Clearly the big idea is to establish themselves as a big-idea group with the sort of integrity and ambition that last year's catchy hit single "I'm Not OK (I Promise)" didn't even hint at.

Mission accomplished, more or less. MCR pretty brilliantly mashes classic rock's bloat with punk's lean, surging energy, which is no easy task. Theatrical bombast and raw economy make strange bedfellows, but that's exactly the sort of paradox that makes "The Black Parade" so engaging. The album begins with a perverse welcoming waltz called "The End" and moves directly to the noisy ditty "Dead!" and "This Is How I Disappear," a gallop to the cosmic finish line that, along with a few other tracks, sticks closer to standard-issue emo than it should. In fact , it's a great surge of a song. But why bother with the retreads when you're capable of cracking the mold with pieces like "Welcome to the Black Parade," an elegant, measured march that shifts into raucous double time and becomes a gleeful joyride to the abyss? Or the Clash-Cab Calloway collision "House of Wolves" ?

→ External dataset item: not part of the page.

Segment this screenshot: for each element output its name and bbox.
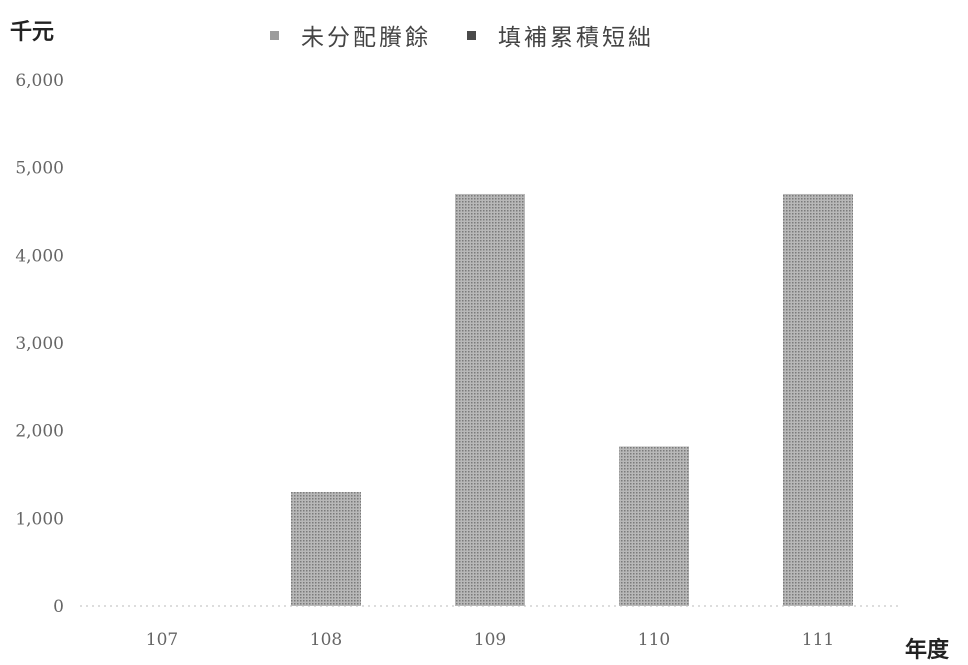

Happily, perhaps ironically, there's more to celebrate than mourn on this musical death march. "A Clockwork Orange" meets T. Rex in the stiff, vintage riffs of "Teenagers," a deliciously twisted explication of adolescence, and the grotesque is given loving, piano-ballad treatment on "Cancer," where frontman Gerard Way nestles contentedly into lines like "I'm soggy from the chemo." Just when it dawns on you that ominous, frantically feel-good "Mama" is the rock generation's answer to "Cabaret," Liza Minnelli starts to sing. It's an incredibly weird and impossibly perfect moment ; the first time we sense the seed of hope that blossoms on the final track.

"I'm not afraid to keep on living/I'm not afraid to walk this world alone," bellows the Patient in "Famous Last Words" over a mess of majestic guitars and pummeling drums. If he can survive the hell of the preceding 12 tracks and live to tell, we're all obliged to give it a go.